Segundo o texto, “a insegurança origina-se em ações dos Poderes Executivo, Legislativo e Judiciário e dos órgãos de controle”. É “produto do processo de elaboração de leis, alterações, execuções, controles e interpretações”. Mencionam-se também “o crescente desequilíbrio na efetivação do princípio da independência e harmonia entre os poderes”.

A quem cabe definir as políticas de investimento e desinvestimento de uma estatal de capital aberto, como a Petrobrás, com acionistas dentro e fora do Brasil? São decisões típicas de negócios, mas no Brasil o assunto pode ficar na dependência do Judiciário. Como se definem fatores estratégicos para o Estado e para o desenvolvimento? O ministro Ricardo Lewandowski, do Supremo Tribunal Federal, publicou no fim de junho um artigo sobre soberania e sobre o risco de privatização de “ativos estratégicos”. Alguma atenção à História - política, militar e econômica - ajuda a perceber como evoluem as noções de fatores estratégicos.
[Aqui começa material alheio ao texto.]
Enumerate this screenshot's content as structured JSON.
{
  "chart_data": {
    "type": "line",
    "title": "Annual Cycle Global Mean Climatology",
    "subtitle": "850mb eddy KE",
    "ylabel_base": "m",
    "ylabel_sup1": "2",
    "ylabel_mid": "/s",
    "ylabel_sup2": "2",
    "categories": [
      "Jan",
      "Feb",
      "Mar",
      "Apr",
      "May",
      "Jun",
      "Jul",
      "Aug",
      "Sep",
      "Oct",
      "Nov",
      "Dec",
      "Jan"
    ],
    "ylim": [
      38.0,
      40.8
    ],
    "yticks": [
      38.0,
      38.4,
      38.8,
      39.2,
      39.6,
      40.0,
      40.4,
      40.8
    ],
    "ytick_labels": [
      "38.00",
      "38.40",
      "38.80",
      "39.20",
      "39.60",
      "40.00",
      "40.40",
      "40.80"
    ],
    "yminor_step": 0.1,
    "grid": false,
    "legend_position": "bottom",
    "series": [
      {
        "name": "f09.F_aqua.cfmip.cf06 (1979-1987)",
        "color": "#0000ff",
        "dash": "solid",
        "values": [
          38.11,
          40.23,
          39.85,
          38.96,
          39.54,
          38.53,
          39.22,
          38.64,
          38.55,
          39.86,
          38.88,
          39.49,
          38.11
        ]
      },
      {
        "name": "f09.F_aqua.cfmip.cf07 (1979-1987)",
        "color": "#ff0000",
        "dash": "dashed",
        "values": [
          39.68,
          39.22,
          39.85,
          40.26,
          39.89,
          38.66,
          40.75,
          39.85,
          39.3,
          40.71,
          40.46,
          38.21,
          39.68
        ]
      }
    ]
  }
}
Estará certo o presidente Donald Trump ao proteger comercialmente a siderurgia em nome da segurança? A venda de refinarias pela Petrobrás porá em risco a soberania? Além disso, tem sentido discutir esses temas com critérios da década de 1950?

Mesmo se o ministro Lewandowski tivesse algo contemporâneo e relevante a dizer sobre esses assuntos, ainda caberia perguntar se um membro de uma Corte Suprema deve interferir no debate sobre estratégia econômica. Terão as suas convicções algum peso na forma de interpretar a lei?

Juízes, assim como procuradores, são quase sempre, nas democracias mais consolidadas, figuras discretas e raramente envolvidas em debates políticos. Legisladores, nesses países, costumam dar alguma atenção às condições financeiras do Estado. O Executivo dificilmente inventa de um dia para outro aberrações como o cartel do frete. Com alguma ordem institucional, o navio funciona de modo mais previsível. Segurança institucional pode ser apenas uma base para o jogo, mas é indispensável.